Aaron went for a long ski last week and took this shot. This is what ten days until April is looking like for us. It’s a low of –5 tonight. Please, someone just feel sorry for me.
To stay warm and cozy, we took the Piehs up on their generous offer to spread the free-hockey-ticket love and went to see the Kenai River Bears take on some team from California. We had to leave after the second quarter (two-year-olds and their bed times) and I still need to find out from Mandy who won.
Clara and Bekah enjoyed eating snacks and discussing the goalie’s form.

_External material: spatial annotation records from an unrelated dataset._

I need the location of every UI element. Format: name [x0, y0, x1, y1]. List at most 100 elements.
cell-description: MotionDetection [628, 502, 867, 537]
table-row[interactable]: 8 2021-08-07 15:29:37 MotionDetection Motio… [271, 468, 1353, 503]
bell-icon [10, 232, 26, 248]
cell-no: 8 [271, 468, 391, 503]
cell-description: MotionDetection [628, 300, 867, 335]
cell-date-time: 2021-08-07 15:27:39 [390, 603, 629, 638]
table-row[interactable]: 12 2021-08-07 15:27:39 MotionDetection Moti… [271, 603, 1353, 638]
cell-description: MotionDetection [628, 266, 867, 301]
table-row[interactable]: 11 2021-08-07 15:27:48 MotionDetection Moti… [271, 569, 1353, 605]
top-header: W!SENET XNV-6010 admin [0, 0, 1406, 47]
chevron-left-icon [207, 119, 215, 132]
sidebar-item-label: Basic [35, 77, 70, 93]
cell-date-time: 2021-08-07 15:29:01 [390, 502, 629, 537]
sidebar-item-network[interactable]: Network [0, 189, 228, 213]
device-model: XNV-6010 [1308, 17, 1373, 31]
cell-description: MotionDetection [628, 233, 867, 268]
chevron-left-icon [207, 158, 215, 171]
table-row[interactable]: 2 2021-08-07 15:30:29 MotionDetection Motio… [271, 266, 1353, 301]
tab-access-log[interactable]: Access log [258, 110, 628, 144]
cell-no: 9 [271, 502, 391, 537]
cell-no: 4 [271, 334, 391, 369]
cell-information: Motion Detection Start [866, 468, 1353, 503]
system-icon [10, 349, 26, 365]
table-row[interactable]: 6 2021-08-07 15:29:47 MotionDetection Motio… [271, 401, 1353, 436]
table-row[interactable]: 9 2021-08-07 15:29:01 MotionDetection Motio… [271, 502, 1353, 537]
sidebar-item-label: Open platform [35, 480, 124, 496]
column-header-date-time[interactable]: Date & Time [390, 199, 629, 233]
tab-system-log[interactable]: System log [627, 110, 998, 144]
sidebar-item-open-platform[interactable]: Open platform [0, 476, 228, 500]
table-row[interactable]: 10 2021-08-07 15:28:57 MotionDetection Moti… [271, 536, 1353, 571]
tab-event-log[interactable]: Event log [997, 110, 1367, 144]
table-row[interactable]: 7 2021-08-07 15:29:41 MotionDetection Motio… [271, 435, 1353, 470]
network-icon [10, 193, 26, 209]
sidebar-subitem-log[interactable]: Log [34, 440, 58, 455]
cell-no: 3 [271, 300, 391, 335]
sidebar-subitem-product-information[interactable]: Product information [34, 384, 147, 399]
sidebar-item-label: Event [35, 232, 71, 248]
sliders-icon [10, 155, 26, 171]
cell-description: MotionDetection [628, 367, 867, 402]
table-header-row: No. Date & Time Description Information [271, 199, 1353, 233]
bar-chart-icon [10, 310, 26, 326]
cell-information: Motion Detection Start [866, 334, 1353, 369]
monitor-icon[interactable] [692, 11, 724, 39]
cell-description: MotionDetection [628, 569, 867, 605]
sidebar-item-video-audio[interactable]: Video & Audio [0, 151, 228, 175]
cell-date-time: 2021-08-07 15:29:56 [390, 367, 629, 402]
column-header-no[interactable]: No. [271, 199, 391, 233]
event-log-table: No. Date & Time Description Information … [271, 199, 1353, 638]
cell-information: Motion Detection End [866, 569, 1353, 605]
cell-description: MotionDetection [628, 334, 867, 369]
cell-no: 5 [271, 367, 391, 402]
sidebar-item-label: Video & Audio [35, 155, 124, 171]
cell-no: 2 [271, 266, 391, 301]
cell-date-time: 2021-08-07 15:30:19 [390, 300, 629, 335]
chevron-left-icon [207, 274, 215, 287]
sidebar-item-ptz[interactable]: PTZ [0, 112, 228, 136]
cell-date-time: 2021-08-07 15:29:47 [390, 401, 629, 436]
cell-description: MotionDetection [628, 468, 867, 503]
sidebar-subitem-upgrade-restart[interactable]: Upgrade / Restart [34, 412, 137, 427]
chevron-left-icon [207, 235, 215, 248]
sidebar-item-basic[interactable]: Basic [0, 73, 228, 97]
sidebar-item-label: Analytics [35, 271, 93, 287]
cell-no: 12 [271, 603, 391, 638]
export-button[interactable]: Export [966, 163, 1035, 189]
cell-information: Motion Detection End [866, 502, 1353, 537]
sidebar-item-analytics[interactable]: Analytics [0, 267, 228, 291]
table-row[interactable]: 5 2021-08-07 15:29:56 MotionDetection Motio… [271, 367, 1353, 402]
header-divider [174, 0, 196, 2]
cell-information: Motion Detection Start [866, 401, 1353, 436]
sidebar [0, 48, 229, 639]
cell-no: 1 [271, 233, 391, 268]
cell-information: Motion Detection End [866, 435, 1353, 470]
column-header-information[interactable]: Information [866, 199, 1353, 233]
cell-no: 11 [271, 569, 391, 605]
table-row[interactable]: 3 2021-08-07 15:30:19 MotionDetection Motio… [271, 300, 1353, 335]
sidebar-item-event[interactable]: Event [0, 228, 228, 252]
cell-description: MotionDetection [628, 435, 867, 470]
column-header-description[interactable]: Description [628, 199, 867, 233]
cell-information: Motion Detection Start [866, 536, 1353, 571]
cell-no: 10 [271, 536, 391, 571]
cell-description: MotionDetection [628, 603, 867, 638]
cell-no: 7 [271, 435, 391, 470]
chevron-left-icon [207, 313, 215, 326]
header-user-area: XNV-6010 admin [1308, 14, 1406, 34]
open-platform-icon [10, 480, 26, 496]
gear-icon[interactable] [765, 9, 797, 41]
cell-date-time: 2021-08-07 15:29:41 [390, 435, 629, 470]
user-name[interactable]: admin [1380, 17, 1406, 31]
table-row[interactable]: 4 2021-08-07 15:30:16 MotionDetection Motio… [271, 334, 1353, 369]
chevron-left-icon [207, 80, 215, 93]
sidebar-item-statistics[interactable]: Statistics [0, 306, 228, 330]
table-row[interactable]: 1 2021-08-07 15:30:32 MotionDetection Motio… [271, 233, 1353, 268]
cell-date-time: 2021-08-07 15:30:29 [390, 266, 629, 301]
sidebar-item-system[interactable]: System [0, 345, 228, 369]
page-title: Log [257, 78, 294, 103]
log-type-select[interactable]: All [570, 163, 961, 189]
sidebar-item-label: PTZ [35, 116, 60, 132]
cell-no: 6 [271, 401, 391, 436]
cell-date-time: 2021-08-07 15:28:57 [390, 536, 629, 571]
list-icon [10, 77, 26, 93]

During every home game, when the Bears first score, some unnamed audience member throws a real frozen salmon onto the rink. It’s pretty crazy what people do with salmon around here—grill it up for their dogs, throw it at hockey players. It’s a bountiful state.
Earlier that week, Clara had her informal birthday party, first, at the Moose is Loose and then on to Jumpin’ Junction. Kelsey and Anna and the Piehs minus Keith joined us. I still made her eat a bran muffin, even though it was her birthday, mostly because she has yet to go tantrum on me for a chocolate covered donut instead. Jumpin’ Junction is the only indoor play area for kids in Soldotna, if you don’t include the toy section of Fred Meyer and the open tiled area between Payless and GNC in the mostly-abandoned mall. Fortunately, Jumpin’ Junction is amazing—so many of those inflated bouncy things that every kid loves.
Clara and I navigated our way through the obstacle course. This picture isn’t totally fair because for the two hours or so that we played at JJ, Aaron was taking Clara around for at least 1:45 minutes of that time while I talked to my friends. At the end, however, Clara was walking around and calling “Mom!” (she mostly calls me “mom”), insisting that I squeeze my big ole pregnant belly through those purple things.
Then, on Sunday, I was born 32 years ago! Not joking—Aaron cooked and did dishes all day long. We got a free turkey around Thanksgiving for spending lots of money at Fred Meyer and finally defrosted the bird. So, we had turkey and mashed potatoes and corn and this beautiful work of culinary art performed by Aaron.
As if it wasn’t enough that Aaron slaved all day in the kitchen while I played tea party with Clara, he went ahead and proved that he is the most secure man I’ve ever known and indulged all my dirty secrets come present time.
First, there is Bruce, who is pretty much a muscled, sweaty version of the gospel for me. Aaron picked up the new album for us and we spent the evening rockin’ out to “Shackled and Drawn” and “You’ve Got It.” I spent at least twenty minutes reading the album notes with the occasional alert, “Aaron, he spends a whole page honoring Clarence!” and “I wonder if Jess is his daughter” and “Baby, I need your heart—isn’t that a great lyric?”
Next, heeding my request that all Christmas and birthday presents help me accomplish the vision I have of myself, Aaron continued to pamper me with subversive texts and wrapped up the official manifesto on the mad housewife. I never read this when I was supposed to and have found it to be a very interesting complement to my next gift . . .
A book that I thought was a general, impartial look at modern marriage. Gotta be careful with that fine print; Haag’s “rewriting the rules” is a bit too revisionist for my tastes. Turns out, her new monogamy isn’t very monogamous at all. Initially, Aaron said there was no way he was going to buy me this book but the included note explained his sudden reversal:
“For Sherry. Because I trust you, information should be free, and conversation is the foundation of intimacy.”
I do love that man. So, every morning over coffee we’ve talked about why happiness is such a big deal and why, despite not always feeling rich and lucky, we still love us. I fondly remember when my sister came to visit once and she commented, “Man, you two sure talk a lot.” It’s just so hard to have a book like this sitting on your coffee table and not have anything to say.
Not pictured here would be this here blog in hardback. My prime present was all these thoughts and pictures en route from screen to something I can hold in my hands and probably pass on to Clara one day so she’ll always have some of us “wherever she goes.”
My second prime present was the card. I love that I still get to be the sunshine because there are some days when I worry that my “honey, will you’s” and “honey, would you mind’s” are like fat, wet raindrops slowly raining on, if not flooding, our confined living space. Sometimes I worry that my worry is like the fog and my second-trimester outbursts are our thunderstorms. Sometimes I worry I’m not shining anymore. But, on my birthday, with all of you in my heart, with Clara unwrapping my presents, with Aaron singing “happy birthday,” I felt like a bright clear day where flowers feel like blooming and visibility is at 100%.